Am 15. Februar 2026 hat die Academy of Motion Picture Arts and Sciences (AMPAS) die Nominierungen für die 98. Oscar®-Verleihung bekannt gegeben. Unter den nominierten Filmen steht „CUTTING THROUGH ROCKS“, für den Professor Karim Sebastian Elias die Filmmusik komponierte. Das Werk ist eine internationale Koproduktion aus den USA, Iran, Deutschland, Chile, den Niederlanden und Kanada, die bereits den Grand Jury Preis in Sundance erhielt und zahlreiche weitere Auszeichnungen erringen konnte.
Die Musik des Films wurde in Potsdam und Berlin mit einem Oktett eingespielt und gehört zur Kategorie „Documentary Feature Film“, in der Elias und sein Team nun für einen Oscar nominiert sind. Die Filmuniversität berichtet zudem, dass Malte Kutz, ein Absolvent der Filmuniversität, als Postproduction Producer am Film „THE SECRET AGENT“ beteiligt war.
Nominierungen im Überblick
„THE SECRET AGENT“ hat es auf vier Nominierungen gebracht, darunter in den Kategorien Bester Film und Bester Internationaler Film. Der Film wurde vom Medienboard Berlin-Brandenburg gefördert und von Kleber Mendonça Filho produziert.
In der Kategorie „International Feature Film“ erregt die Shortlist einige Aufmerksamkeit:
- „IN DIE SONNE SCHAUEN (Sound of Falling)“ – Die Filmuni-Studentin Billie Mind war hier Junior-Editorin, während Absolvent Eike Hosenfeld die Filmmusik komponierte. Produzenten sind die Filmuni-Alumni Maren Schmitt und Lasse Scharpen.

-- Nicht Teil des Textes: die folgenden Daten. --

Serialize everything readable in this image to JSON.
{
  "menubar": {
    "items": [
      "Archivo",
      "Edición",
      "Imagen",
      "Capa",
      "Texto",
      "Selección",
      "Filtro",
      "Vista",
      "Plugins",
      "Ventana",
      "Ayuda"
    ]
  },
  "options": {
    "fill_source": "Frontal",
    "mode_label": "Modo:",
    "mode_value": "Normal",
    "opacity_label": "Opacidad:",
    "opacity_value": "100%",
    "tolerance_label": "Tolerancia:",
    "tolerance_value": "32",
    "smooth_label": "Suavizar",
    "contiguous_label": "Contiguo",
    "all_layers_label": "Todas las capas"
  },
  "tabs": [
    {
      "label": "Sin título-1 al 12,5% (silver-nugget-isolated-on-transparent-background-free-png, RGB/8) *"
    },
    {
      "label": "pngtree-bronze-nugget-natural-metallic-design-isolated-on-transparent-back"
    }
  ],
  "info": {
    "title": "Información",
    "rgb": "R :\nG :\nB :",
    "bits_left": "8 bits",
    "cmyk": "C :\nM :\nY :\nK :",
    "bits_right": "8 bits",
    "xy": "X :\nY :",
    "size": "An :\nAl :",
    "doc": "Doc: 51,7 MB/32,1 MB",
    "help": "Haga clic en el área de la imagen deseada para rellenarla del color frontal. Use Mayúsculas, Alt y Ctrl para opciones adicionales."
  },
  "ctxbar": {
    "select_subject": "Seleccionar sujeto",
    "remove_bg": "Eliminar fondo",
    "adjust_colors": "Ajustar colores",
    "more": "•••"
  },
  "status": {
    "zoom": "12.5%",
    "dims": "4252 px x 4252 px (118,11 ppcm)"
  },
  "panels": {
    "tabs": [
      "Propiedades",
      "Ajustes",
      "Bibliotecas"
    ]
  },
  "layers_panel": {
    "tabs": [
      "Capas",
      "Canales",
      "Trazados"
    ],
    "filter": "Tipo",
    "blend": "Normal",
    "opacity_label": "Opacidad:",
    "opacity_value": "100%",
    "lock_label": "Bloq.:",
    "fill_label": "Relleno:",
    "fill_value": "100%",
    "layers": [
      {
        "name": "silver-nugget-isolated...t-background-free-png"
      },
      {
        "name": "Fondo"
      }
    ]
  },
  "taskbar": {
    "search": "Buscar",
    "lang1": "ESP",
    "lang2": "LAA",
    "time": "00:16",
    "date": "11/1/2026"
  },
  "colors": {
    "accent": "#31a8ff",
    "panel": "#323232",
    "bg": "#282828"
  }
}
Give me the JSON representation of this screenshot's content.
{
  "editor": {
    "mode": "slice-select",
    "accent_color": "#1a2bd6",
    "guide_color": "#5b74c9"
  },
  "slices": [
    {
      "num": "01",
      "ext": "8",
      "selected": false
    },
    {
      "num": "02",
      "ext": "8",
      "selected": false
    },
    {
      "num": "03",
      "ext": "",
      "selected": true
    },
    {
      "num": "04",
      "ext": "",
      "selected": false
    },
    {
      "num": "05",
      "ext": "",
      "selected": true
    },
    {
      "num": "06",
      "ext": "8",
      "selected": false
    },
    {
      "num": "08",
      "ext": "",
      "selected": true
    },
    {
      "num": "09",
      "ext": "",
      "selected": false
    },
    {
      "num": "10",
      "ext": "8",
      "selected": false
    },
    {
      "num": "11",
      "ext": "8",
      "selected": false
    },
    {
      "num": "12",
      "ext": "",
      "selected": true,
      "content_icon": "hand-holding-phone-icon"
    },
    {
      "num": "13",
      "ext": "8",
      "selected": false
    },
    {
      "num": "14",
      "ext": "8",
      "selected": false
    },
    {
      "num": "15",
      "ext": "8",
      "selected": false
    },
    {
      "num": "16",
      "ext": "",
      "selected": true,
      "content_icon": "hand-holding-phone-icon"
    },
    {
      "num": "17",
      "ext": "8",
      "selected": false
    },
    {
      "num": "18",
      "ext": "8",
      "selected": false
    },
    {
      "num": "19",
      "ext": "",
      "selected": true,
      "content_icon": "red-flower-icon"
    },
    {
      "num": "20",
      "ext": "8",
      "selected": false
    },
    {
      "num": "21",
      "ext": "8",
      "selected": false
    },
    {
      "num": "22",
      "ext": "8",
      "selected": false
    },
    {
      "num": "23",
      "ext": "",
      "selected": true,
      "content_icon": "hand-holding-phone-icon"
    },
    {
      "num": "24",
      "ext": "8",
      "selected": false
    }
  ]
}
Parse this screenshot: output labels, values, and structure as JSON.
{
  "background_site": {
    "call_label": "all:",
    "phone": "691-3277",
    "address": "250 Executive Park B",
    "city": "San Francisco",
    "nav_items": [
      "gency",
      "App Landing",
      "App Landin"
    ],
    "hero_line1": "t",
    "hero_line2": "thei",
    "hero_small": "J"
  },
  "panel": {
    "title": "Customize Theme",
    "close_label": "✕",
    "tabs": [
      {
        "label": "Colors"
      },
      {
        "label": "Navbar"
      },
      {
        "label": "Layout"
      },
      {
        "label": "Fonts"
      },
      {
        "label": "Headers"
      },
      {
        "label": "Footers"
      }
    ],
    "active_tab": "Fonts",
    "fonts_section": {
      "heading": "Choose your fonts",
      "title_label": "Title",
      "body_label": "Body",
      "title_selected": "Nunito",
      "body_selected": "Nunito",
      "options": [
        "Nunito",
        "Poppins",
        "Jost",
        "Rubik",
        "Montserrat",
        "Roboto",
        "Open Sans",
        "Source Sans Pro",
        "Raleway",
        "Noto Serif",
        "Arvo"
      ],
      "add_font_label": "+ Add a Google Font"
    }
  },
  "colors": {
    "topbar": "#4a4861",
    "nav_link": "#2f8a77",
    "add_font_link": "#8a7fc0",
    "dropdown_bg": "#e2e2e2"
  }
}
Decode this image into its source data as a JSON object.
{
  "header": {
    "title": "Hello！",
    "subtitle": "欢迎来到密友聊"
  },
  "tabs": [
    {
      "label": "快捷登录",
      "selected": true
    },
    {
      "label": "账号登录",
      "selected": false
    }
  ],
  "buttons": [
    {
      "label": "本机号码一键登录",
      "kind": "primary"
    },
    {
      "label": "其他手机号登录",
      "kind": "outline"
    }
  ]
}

- Claudia Geisler-Bading spielt die Rolle der Irm im Film und ist Professorin im Studiengang Schauspiel an der Filmuniversität.
- „IM SCHATTEN DES ORANGENBAUMS (All That’s Left of You)“ ist eine majoritär deutsche Koproduktion, an der Marco Müller als Kamera- und Steadicam-Operator tätig war.
- Der Film „HELDIN (Late Shift)“ stammt aus der Schweiz und wird von Alumna Petra Biondina Volpe sowohl als Regisseurin als auch als Drehbuchautorin vertreten.
Der Oscar – Ein begehrter Preis
Der Oscar für den besten internationalen Film, zuvor als bester fremdsprachiger Film bezeichnet, ist seit 2020 als Best International Feature Film bekannt. Wikipedia berichtet, dass der Oscar an den Film verliehen wird, jedoch der Regisseur ihn stellvertretend entgegennimmt. Diese prestigeträchtige Auszeichnung, die seit 1957 nach einem Auswahlverfahren verliehen wird, hat über die Jahre viele Änderungen durchlaufen.
Von der Academy of Motion Picture Arts and Sciences (AMPAS) ausgewählte Filme werden nicht nur von internationalen Jurys, sondern auch von einem Freiwilligen-Komitee ausgewählt. Die Auswahl des deutschen Oscar-Films erfolgt durch die German Films Service + Marketing GmbH, die Jurymitglieder aus verschiedenen Berufsverbänden versammelt.
Nach Angaben von Esquire wird der Oscar offiziell als „Academy Award of Merit“ bezeichnet. Der Ursprung des Namens „Oscar“ bleibt unklar, doch es wird angenommen, dass Walt Disney ihn in einer Dankesrede im Jahr 1934 verwendete. Die Statue selbst besteht aus einer goldbeschichteten, bronzenen Ritterfigur, die 34 cm hoch ist und 3,85 kg wiegt.
Die Bedeutung des Oscars erstreckt sich über das materielle hinaus, denn seit 1950 sind die Preisträger verpflichtet, ihre Trophäe nicht zu verkaufen, ohne sie zuvor der Academy für einen Dollar anzubieten. Ohne diese Verpflichtung könnte es keinen Oscar geben und die Trophäe wäre im freien Handel erhältlich.